In September 2018, the state Corrections Department reported 4 percent of inmates in its prisons were being held in solitary confinement — defined as spending 22 hours or more a day alone for 15 or more consecutive days. A research team working with the ACLU found that the rate was actually 9 percent.
Steve Allen, policy director for the ACLU of New Mexico, chalks the disparity up to a lack of uniform policies, practices and data collection.
“Definitions of solitary confinement have constantly shifted, and you see this euphemistic terminology used,” he told NMID. “Corrections administrators bristle at the use of ‘solitary confinement,’ preferring ‘restricted housing,’ ‘special housing unit,’ ‘administrative segregation,’ and others. So people are reclassified all the time, and there’s no attempt to define this problem. And call it what you want, but solitary can be very damaging.”
The ambiguity caused by the hodgepodge of definitions and practices made tracking cases of solitary confinement difficult, posing a threat “to information transparency and institutional accountability to one of the most vulnerable populations in New Mexico,” according to the ACLU’s 124-page report.

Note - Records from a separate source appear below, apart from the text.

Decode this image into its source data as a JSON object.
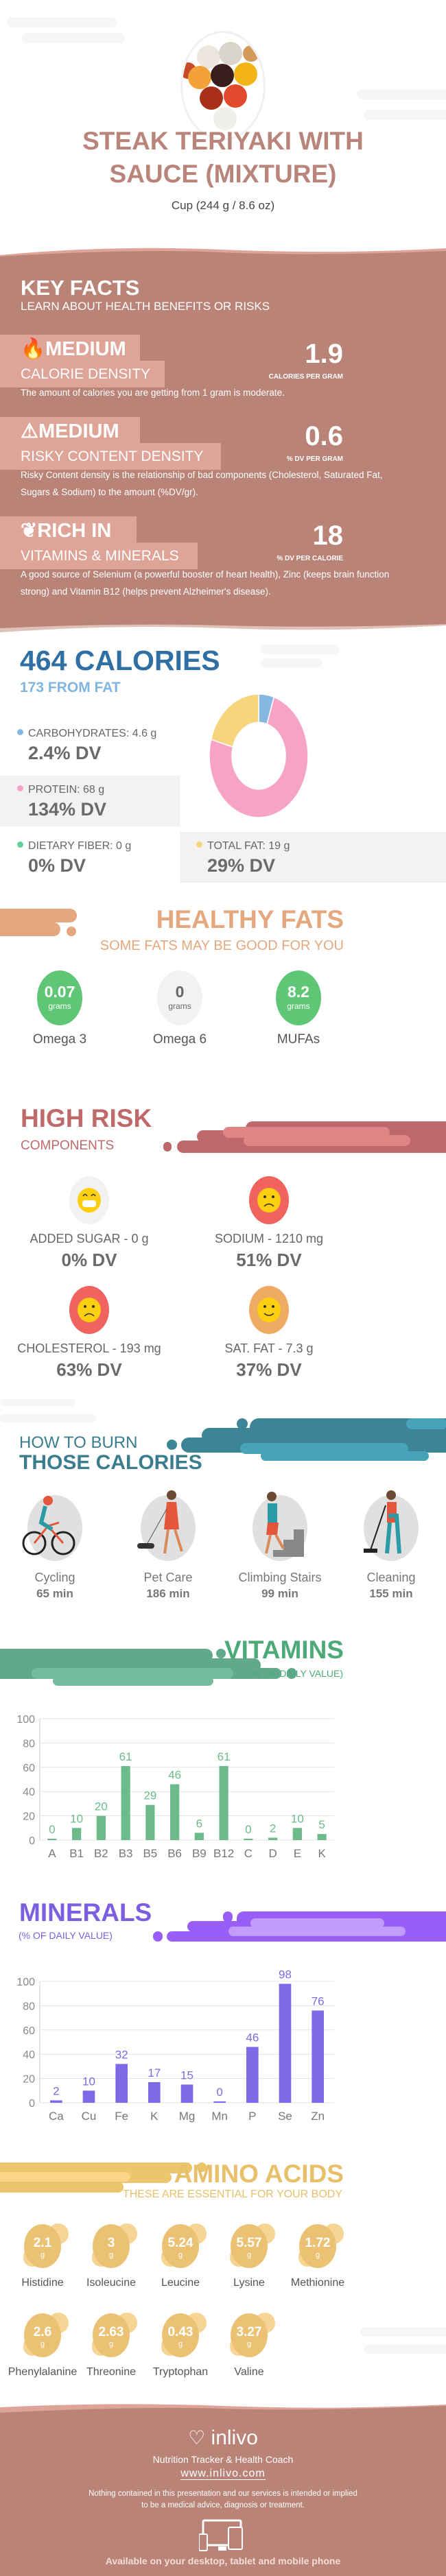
{
  "header": {
    "title_line1": "STEAK TERIYAKI WITH",
    "title_line2": "SAUCE (MIXTURE)",
    "serving": "Cup (244 g / 8.6 oz)",
    "image": "sauce-bowls-photo"
  },
  "key_facts": {
    "title": "KEY FACTS",
    "subtitle": "LEARN ABOUT HEALTH BENEFITS OR RISKS",
    "items": [
      {
        "icon": "flame-icon",
        "level": "MEDIUM",
        "label": "CALORIE DENSITY",
        "value": "1.9",
        "unit": "CALORIES PER GRAM",
        "description": "The amount of calories you are getting from 1 gram is moderate."
      },
      {
        "icon": "warning-icon",
        "level": "MEDIUM",
        "label": "RISKY CONTENT DENSITY",
        "value": "0.6",
        "unit": "% DV PER GRAM",
        "description": "Risky Content density is the relationship of bad components (Cholesterol, Saturated Fat, Sugars & Sodium) to the amount (%DV/gr)."
      },
      {
        "icon": "leaf-icon",
        "level": "RICH  IN",
        "label": "VITAMINS & MINERALS",
        "value": "18",
        "unit": "% DV PER CALORIE",
        "description": "A good source of Selenium (a powerful booster of heart health), Zinc (keeps brain function strong) and Vitamin B12 (helps prevent Alzheimer's disease)."
      }
    ]
  },
  "calories": {
    "title": "464 CALORIES",
    "from_fat": "173 FROM FAT",
    "nutrients": [
      {
        "label": "CARBOHYDRATES: 4.6 g",
        "dv": "2.4% DV",
        "color": "#86b9e2"
      },
      {
        "label": "PROTEIN: 68 g",
        "dv": "134% DV",
        "color": "#f7a3c6"
      },
      {
        "label": "DIETARY FIBER: 0 g",
        "dv": "0% DV",
        "color": "#5fcf96"
      },
      {
        "label": "TOTAL FAT: 19 g",
        "dv": "29% DV",
        "color": "#f7d47e"
      }
    ]
  },
  "chart_data": [
    {
      "type": "pie",
      "style": "donut",
      "categories": [
        "Carbohydrates",
        "Protein",
        "Total Fat"
      ],
      "values": [
        4.6,
        68,
        19
      ],
      "colors": [
        "#86b9e2",
        "#f7a3c6",
        "#f7d47e"
      ]
    },
    {
      "type": "bar",
      "title": "VITAMINS",
      "subtitle": "(% OF DAILY VALUE)",
      "categories": [
        "A",
        "B1",
        "B2",
        "B3",
        "B5",
        "B6",
        "B9",
        "B12",
        "C",
        "D",
        "E",
        "K"
      ],
      "values": [
        0,
        10,
        20,
        61,
        29,
        46,
        6,
        61,
        0,
        2,
        10,
        5
      ],
      "yticks": [
        0,
        20,
        40,
        60,
        80,
        100
      ],
      "ylim": [
        0,
        100
      ],
      "grid": true,
      "color": "#6dbb8b"
    },
    {
      "type": "bar",
      "title": "MINERALS",
      "subtitle": "(% OF DAILY VALUE)",
      "categories": [
        "Ca",
        "Cu",
        "Fe",
        "K",
        "Mg",
        "Mn",
        "P",
        "Se",
        "Zn"
      ],
      "values": [
        2,
        10,
        32,
        17,
        15,
        0,
        46,
        98,
        76
      ],
      "yticks": [
        0,
        20,
        40,
        60,
        80,
        100
      ],
      "ylim": [
        0,
        100
      ],
      "grid": true,
      "color": "#7f69e6"
    }
  ],
  "healthy_fats": {
    "title": "HEALTHY FATS",
    "subtitle": "SOME FATS MAY BE GOOD FOR YOU",
    "items": [
      {
        "value": "0.07",
        "unit": "grams",
        "label": "Omega 3",
        "color": "#5fc676"
      },
      {
        "value": "0",
        "unit": "grams",
        "label": "Omega 6",
        "color": "#f2f2f2"
      },
      {
        "value": "8.2",
        "unit": "grams",
        "label": "MUFAs",
        "color": "#5fc676"
      }
    ]
  },
  "high_risk": {
    "title": "HIGH RISK",
    "subtitle": "COMPONENTS",
    "items": [
      {
        "label": "ADDED SUGAR - 0 g",
        "dv": "0% DV",
        "face": "grin-face-icon",
        "ring": "#f2f2f2"
      },
      {
        "label": "SODIUM - 1210 mg",
        "dv": "51% DV",
        "face": "sad-face-icon",
        "ring": "#f0635f"
      },
      {
        "label": "CHOLESTEROL - 193 mg",
        "dv": "63% DV",
        "face": "sad-face-icon",
        "ring": "#f0635f"
      },
      {
        "label": "SAT. FAT - 7.3 g",
        "dv": "37% DV",
        "face": "smile-face-icon",
        "ring": "#f0ab63"
      }
    ]
  },
  "burn": {
    "title_line1": "HOW TO BURN",
    "title_line2": "THOSE CALORIES",
    "activities": [
      {
        "label": "Cycling",
        "time": "65 min",
        "icon": "cycling-icon"
      },
      {
        "label": "Pet Care",
        "time": "186 min",
        "icon": "dog-walking-icon"
      },
      {
        "label": "Climbing Stairs",
        "time": "99 min",
        "icon": "stairs-icon"
      },
      {
        "label": "Cleaning",
        "time": "155 min",
        "icon": "sweeping-icon"
      }
    ]
  },
  "amino": {
    "title": "AMINO ACIDS",
    "subtitle": "THESE ARE ESSENTIAL FOR YOUR BODY",
    "unit": "g",
    "items": [
      {
        "value": "2.1",
        "label": "Histidine"
      },
      {
        "value": "3",
        "label": "Isoleucine"
      },
      {
        "value": "5.24",
        "label": "Leucine"
      },
      {
        "value": "5.57",
        "label": "Lysine"
      },
      {
        "value": "1.72",
        "label": "Methionine"
      },
      {
        "value": "2.6",
        "label": "Phenylalanine"
      },
      {
        "value": "2.63",
        "label": "Threonine"
      },
      {
        "value": "0.43",
        "label": "Tryptophan"
      },
      {
        "value": "3.27",
        "label": "Valine"
      }
    ]
  },
  "footer": {
    "brand": "inlivo",
    "tagline": "Nutrition Tracker & Health Coach",
    "url": "www.inlivo.com",
    "disclaimer_line1": "Nothing contained in this presentation and our services is intended or implied",
    "disclaimer_line2": "to be a medical advice, diagnosis or treatment.",
    "available": "Available on your desktop, tablet and mobile phone"
  },
  "colors": {
    "brown": "#b98377",
    "brown_light": "#dea498",
    "blue": "#2f6fa3",
    "orange": "#e4a77e",
    "red": "#c0696b",
    "teal": "#3a7d8e",
    "green": "#4caa78",
    "purple": "#7b5fe0",
    "yellow": "#e8c06a"
  }
}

The report did not examine the use of solitary confinement in New Mexico’s 33 county jails, where some of the most egregious abuses have been revealed through lawsuits in recent years.
“We have glimpses into (the use of solitary) in county jails, but we don’t have a clear picture,” Allen says. “It’s very difficult because they are all so different from each other — separately administered and of all different sizes. Some of the smaller ones are just a handful of beds.
A bill that has passed the state House of Representatives, HB364, would restrict the use of solitary and require data collection and reporting on the practice — including the number of inmates in solitary and their ethnicity — in all New Mexico jails and prisons. It is similar to a measure that passed both chambers in 2017 but was vetoed by former Gov. Susana Martinez.